A new quote_participants table will contain unique author/submitter names indexed by a unique participant_id and will contain an optional column pointing to a user_id if the participant represents the same person as an entry in the users table. The quote table will then relate to this table by pointing to a participant_id instead of keeping a name in the submitter column directly.

This approach should adequately solve the issue of storing authors that are also users vs. "nonce" authors, e.g. an author that is a website or outside of a chat network; it is not fully normalized, but it is a good enough compromise. Authors that are retroactively made into users only require that quote_participants.user_id be updated to point to the new user; this can be facilitated with a user_created module event that the Quote module can catch. Likewise, for aliases, an alias_created event necessitates that any existing quote author names matching the new alias require quote_participants.user_id to be updated to point to the user ID of the new alias. Of course, nonce authors simply always have a user_id of NULL; this allows us to identify actual users and nonce authors from the perspective of the quote_participants table and by extension check author aliases.
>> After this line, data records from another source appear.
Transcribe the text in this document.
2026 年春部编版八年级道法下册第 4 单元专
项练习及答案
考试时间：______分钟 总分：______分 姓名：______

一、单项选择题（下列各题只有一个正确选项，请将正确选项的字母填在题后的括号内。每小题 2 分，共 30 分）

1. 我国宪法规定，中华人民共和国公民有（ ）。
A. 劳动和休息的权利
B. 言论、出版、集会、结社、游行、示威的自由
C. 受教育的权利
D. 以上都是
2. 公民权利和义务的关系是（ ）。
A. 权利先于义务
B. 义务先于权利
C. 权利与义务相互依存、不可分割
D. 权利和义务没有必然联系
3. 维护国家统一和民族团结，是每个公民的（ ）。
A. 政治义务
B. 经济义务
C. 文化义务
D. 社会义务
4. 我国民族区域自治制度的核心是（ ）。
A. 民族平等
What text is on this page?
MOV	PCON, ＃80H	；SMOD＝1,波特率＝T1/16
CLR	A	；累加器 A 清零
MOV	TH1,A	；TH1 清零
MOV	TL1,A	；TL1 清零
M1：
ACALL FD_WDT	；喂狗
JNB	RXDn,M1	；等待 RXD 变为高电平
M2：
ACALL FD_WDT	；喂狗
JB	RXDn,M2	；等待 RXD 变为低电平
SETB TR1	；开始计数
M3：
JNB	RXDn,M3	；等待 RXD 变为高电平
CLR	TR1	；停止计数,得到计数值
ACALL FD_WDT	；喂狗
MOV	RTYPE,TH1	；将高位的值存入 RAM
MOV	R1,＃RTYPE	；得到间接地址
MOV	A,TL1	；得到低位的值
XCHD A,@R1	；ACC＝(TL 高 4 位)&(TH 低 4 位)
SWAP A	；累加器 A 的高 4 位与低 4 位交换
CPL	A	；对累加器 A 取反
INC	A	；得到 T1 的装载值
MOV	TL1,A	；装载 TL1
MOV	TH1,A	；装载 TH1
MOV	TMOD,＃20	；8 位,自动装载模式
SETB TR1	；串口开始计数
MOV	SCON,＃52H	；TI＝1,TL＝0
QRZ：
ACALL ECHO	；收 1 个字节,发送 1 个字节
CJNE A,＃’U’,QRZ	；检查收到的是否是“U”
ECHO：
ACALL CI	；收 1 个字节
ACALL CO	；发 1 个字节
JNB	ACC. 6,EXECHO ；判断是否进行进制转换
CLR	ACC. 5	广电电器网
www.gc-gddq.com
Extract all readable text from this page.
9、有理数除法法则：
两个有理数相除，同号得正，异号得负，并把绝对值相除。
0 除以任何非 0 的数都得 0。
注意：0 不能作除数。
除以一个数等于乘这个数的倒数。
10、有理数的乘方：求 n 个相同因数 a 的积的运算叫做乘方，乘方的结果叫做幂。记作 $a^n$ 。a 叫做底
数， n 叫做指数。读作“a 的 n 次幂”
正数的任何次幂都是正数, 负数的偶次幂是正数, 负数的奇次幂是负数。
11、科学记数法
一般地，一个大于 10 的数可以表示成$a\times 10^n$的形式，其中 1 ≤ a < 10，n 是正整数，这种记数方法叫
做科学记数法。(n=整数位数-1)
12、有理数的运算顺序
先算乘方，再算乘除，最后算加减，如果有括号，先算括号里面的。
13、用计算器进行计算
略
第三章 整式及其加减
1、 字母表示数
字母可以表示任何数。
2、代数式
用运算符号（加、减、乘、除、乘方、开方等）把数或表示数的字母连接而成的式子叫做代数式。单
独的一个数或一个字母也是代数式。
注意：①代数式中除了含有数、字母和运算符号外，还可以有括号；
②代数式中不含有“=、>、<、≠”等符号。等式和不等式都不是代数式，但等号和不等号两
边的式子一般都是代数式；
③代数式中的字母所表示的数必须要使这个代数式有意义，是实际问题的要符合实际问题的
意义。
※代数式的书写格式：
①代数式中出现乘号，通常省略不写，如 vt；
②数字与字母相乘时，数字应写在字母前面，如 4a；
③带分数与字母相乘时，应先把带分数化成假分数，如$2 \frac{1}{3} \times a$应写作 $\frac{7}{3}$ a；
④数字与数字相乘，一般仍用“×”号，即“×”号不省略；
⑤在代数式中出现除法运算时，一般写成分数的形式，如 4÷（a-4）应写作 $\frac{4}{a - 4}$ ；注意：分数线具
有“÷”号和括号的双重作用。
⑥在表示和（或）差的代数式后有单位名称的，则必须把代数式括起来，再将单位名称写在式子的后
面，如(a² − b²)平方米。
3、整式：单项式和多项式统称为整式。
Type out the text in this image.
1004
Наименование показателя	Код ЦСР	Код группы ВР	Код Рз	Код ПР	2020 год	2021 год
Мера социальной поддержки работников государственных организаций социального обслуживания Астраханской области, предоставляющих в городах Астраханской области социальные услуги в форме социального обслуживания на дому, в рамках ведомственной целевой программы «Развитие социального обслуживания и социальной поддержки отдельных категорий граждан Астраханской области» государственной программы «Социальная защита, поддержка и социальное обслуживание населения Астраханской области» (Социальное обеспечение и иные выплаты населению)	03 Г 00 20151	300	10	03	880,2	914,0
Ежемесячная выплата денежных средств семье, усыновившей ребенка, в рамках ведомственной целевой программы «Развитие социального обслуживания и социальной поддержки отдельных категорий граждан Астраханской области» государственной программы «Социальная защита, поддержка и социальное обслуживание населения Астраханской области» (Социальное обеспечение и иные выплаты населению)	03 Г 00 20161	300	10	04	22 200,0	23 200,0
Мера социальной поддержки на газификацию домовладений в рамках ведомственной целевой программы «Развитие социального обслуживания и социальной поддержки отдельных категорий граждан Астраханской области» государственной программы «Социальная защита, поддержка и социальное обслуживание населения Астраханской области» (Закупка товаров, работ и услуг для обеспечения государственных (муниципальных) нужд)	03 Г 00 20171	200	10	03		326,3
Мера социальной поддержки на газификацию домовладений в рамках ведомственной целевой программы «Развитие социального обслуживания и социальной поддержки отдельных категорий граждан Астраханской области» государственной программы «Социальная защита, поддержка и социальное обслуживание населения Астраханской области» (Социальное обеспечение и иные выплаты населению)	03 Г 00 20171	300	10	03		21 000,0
In addition, a quote_authors associative table indexed by quote_id and participant_id will be added. This table allows for associating multiple authors to one quote, and are designated an ordinal number in the author_num column. For example, if a quote with quote_id 123 contained a line by "Bob" followed by a line from "Alice", then there would be a tuple of {123, <Bob's id>, 1} and a tuple of {123, <Alice's id>, 2} added to the quote_authors table, where the last element is author_num.